Credit to Author: REY ELBO| Date: Mon, 14 Oct 2019 16:18:23 +0000
SERIOUSLY, when is the best time to discover the morality and ethical standards of people around you? When would you propose to do the interview of job applicants for a key, managerial post — morning or afternoon? When is the best time to negotiate with a supplier, contractor or even a business partner toward a healthy working relationship?
When is the best time to conduct a disciplinary action against employees? When is the right time to discover if your current or future manager, supplier or business partner has the right morality fit toward a perpetual and mutually-lasting working relationship?
This topic came to me when I heard about the “ninja cops” who are being accused of many unlawful activities in planning and doing a drug buy-bust operation in 2013. The ongoing Senate investigation discovered many irregularities and inconsistencies that if we are to believe the police would be illogical and against human capacity.
For one, legal records show that the sting operations happened in the morning, but the lead cop tells the senators the drug bust happened in the afternoon. When I dig into this issue vis-à-vis a business theory, I bumped into the “Morning Morality Effect” suggesting that many of us are “engaged in less unethical behavior (e.g., less lying and cheating) on tasks performed in the morning than on the same tasks performed in the afternoon.”
In 2013, scholar-researchers Maryam Kouchaki and Isaac H. Smith published the result of a series of their four experiments titled “The Morning Morality Effect: The Influence of Time of Day on Unethical Behavior.” It proves that people have a decreased “moral awareness and self-control in the afternoon.”
Their findings were qualified, however, by the 2014 study by Brian Gunia, Christopher Barns and Sunita Sah showing that “people have chronotypes that dictate their individual circadian rhythms (i.e. their 24-hour cycles of physiological functions).” They classify morning people as “larks” while evening people are called “owls.”
Daniel H. Pink, author of the best-selling 2018 opus “When: The Scientific Secrets of Perfect Timing” explains this in simple terms: “(E)arly risers display the morning morality effect. But night owls are more ethical at night than in the morning.” Therefore, the Morning Morality Effect is not absolute as it depends much on your personality either as a lark or an owl.
I don’t have any scientific study to offer either to accept or debunk the claim of the two contrasting studies, except to create a third perspective — the “Age and Ailment Morality Effect.” When you have reached your senior years while suffering from many visible and invisible ailments and is presumed to be at the pre-departure area of your life, isn’t the best approach is to be more honest, transparent and ethical regardless of the time of the day and one’s personality?
Knowing of your advanced age in life and suffering from those usual ailments — cardiovascular diseases, diabetes, osteoporosis and dementia ― isn’t the best approach is to thank the Lord, first thing in the morning for giving you another day?
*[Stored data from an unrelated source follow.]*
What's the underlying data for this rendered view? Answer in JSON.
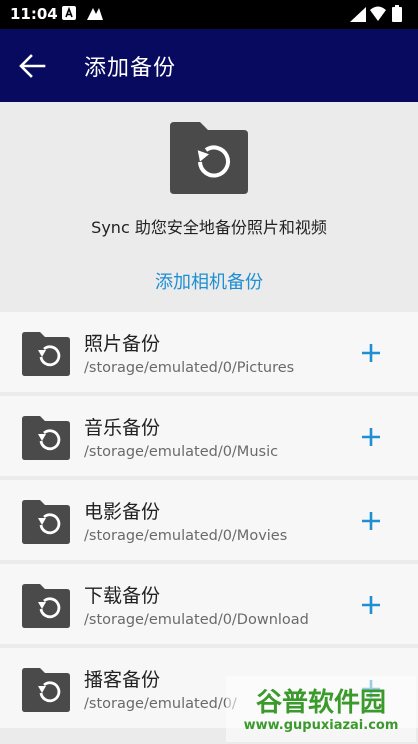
{
  "status_bar": {
    "time": "11:04",
    "left_icons": [
      "a-notification-icon",
      "sync-notification-icon"
    ],
    "right_icons": [
      "signal-icon",
      "wifi-icon",
      "battery-icon"
    ]
  },
  "app_bar": {
    "back_icon": "arrow-back-icon",
    "title": "添加备份",
    "background": "#070a5e"
  },
  "hero": {
    "icon": "folder-restore-icon",
    "description": "Sync 助您安全地备份照片和视频",
    "link_label": "添加相机备份",
    "link_color": "#1e8fd1"
  },
  "backup_items": [
    {
      "title": "照片备份",
      "path": "/storage/emulated/0/Pictures"
    },
    {
      "title": "音乐备份",
      "path": "/storage/emulated/0/Music"
    },
    {
      "title": "电影备份",
      "path": "/storage/emulated/0/Movies"
    },
    {
      "title": "下载备份",
      "path": "/storage/emulated/0/Download"
    },
    {
      "title": "播客备份",
      "path": "/storage/emulated/0/"
    }
  ],
  "add_icon": "plus-icon",
  "accent_color": "#1e8fd1",
  "watermark": {
    "brand": "谷普软件园",
    "url": "www.gupuxiazai.com"
  }
}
This morning ritual, complemented by continual prayer during day time, in and out of the church until evening prayers before bedtime, should help one upgrade and level-up one’s ethical standards.
There should be no ifs and buts. Regardless of your age, medical condition, personality type, time of the day or whatever, there’s no better way but to be morally-bound everyday and everywhere because you will never know when your time is up. It should be the only motivation that one should think of.
Just the same, ask people if they’re comfortable working in the morning or afternoon. For whatever its worth, you can determine that lark and owl people can do better when they express themselves in their unguarded moments. It would be an interesting subject to tackle by our academics and other people who have plenty of time, talent and treasure.
Surely, it’s best to know and understand the answers to the following questions: When is the best time to catch criminals? What is the usual time when bank robbers strike? What day of the week? When is the best time judges render an objective and well-studied decision against convicts — morning or afternoon? And in the case of ninja cops and other suspected crooks down there, what time of the day would they tell a blatant lie, if not evade important questions from the senators?
Like in the 1969 pop song “Space Oddity” by David Bowie, there’s no use exploring into space, seeing its wonders, and gaining new insights unless an astronaut comes back to Earth to share his findings with the world.
Likewise, there are many important data slumbering in the steel cabinets of the police, the prosecutors, and the courts, among other agencies and elsewhere.
We need scholars, researchers and academics to help us determine insights and wisdom from it all.
Indeed, time is very important. If we could only understand the past, then surely, we could understand the future. Just the same, let’s understand everything in its proper context to arrive at a conclusion that the best measure of one’s honesty is not necessarily limited to the time of the day, personality, age, medical condition, and his income tax return.